EPA Contact: Richards, April
Phase: I
Project Period: March 1, 2020 through August 31, 2020
Project Amount: $100,000
RFA: Small Business Innovation Research (SBIR) - Phase I (2020) RFA Text | Recipients Lists
Research Category: SBIR - Clean and Safe Water , Small Business Innovation Research (SBIR)
Description:
Espira Inc. has developed ElectroPur, a modular point-of-use (POU) drinking water disinfection and pathogen sensing system. The ElectroPur system includes an electrocatalytic titanium-based disinfection reactor that inactivates biological pathogens (bacteria, viruses, and protozoa) through the creation of powerful oxidative radicals and a highly sensitive biological sensor that can detect a range of pathogens including E. coli, Cryptosporidium, and norovirus.
This project supported further development with a focus on Legionella and mycobacteria disinfection and sensing as part of this EPA funded Phase 1 SBIR project with the following technical objectives:
1.Optimizing the treatment conditions and residence time to ensure Legionella and mycobacteria are eliminated from drinking water
2.Determining and improving the detection capability of the biological sensor for pathogenic Legionella pneumophila and Mycobacterium avium.
3.Scale-up the current ElectroPur design to 100 L/day capacity ready for validation at field sites for testing under real-world conditions
While there are POU water treatment options available (reverse osmosis, ultraviolet light, nanofiltration), our market research has found that these have significant drawbacks, including substantial power requirements, expensive equipment, and consumables. It can waste a significant amount of water. These drawbacks make currently available POU options very challenging to deploy in off-grid communities or low resource settings with limited access to power, funding, and water. The ElectroPur system overcomes these limitations and is ideal for modular-scale water systems, particularly those that rely on ground or surface water, in off-grid communities, low resource settings, or in emergencies. Additionally, this system allows for non-culture based rapid sensing of multiple pathogens using a field-deployable system that is part of the ElectroPur system that combines pathogen disinfection and monitoring.

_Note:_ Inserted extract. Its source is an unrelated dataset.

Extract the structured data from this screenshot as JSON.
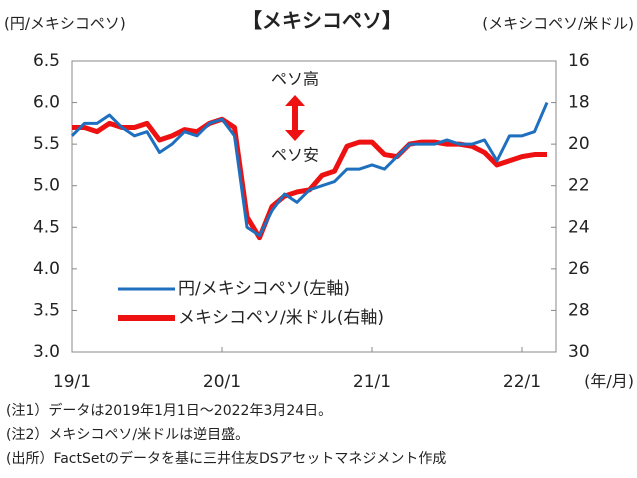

Summary/Accomplishments (Outputs/Outcomes):
1. A scalable design that allows us to increase the throughput of the electrocatalytic bioreactor (ElectroPur) using stainless steel as a cathode and titania coil with nanotube as anode
2. Ability to disinfect L. pneumophila in drinking water with a 6-log reduction with less than 10-minute treatment time
3. Ability to disinfect M. avium in drinking water with a 4-log reduction with less than 10-minute treatment time
4. Ability to detect L. pneumophila with a limit of detection of 100 cfu/500 µl or about 1 CFU in 100 ml in less than 90 minutes without any culture or amplification step
5. Ability to detect M. avium with a limit of detection of 5000 cfu/500 µl or about 25 CFU in 100 ml in less than 90 minutes without any culture or amplification step
Conclusions:
Several questions were posed for the Phase I research plan and answered during this project to determine the feasibility of this approach for a sampling system. Key findings verifying several key hypotheses as determined throughout this program are provided here.
Hypothesis 1: The oxidizing disinfection device will be capable of destroying additional bacteria: Legionella and mycobacteria in different water matrices or multiple water sources such as drinking water and process water
Finding 1: We were able to disinfect both L. pneumophila and M. avium species within 10 minutes using low power electrocatalytic bioreactor
Hypothesis 2: Sensor will have a limit of detection of 1 CFU for 100 mL water containing bacteria from a variety of source water
Finding 2: We were able to detect L. pneumophila at 1 cfu/100 ml detection level, whereas the current minimum detection limit of M. avium is at 25 cfu/100 ml. Work is underway to improve the M. Avium detection limit further.
Hypothesis 3: A laboratory-scale (100 L/day) system can continuously disinfect and sense 1000 L of water containing bacteria from a variety of source water
Finding 3: We have fabricated a scalable ElectroPur system capable of 100 L/day processing, and characterization for 1000 L of water is underway.
We have filed multiple disclosures and working on a provisional patent in collaboration with the University of Utah Technology Commercialization and Venture Offices. We are working with industry partners and entrepreneurs to form strategic partnerships and commence fundraising activities for this project.
The perspectives, information and conclusions conveyed in research project abstracts, progress reports, final reports, journal abstracts and journal publications convey the viewpoints of the principal investigator and may not represent the views and policies of ORD and EPA. Conclusions drawn by the principal investigators have not been reviewed by the Agency.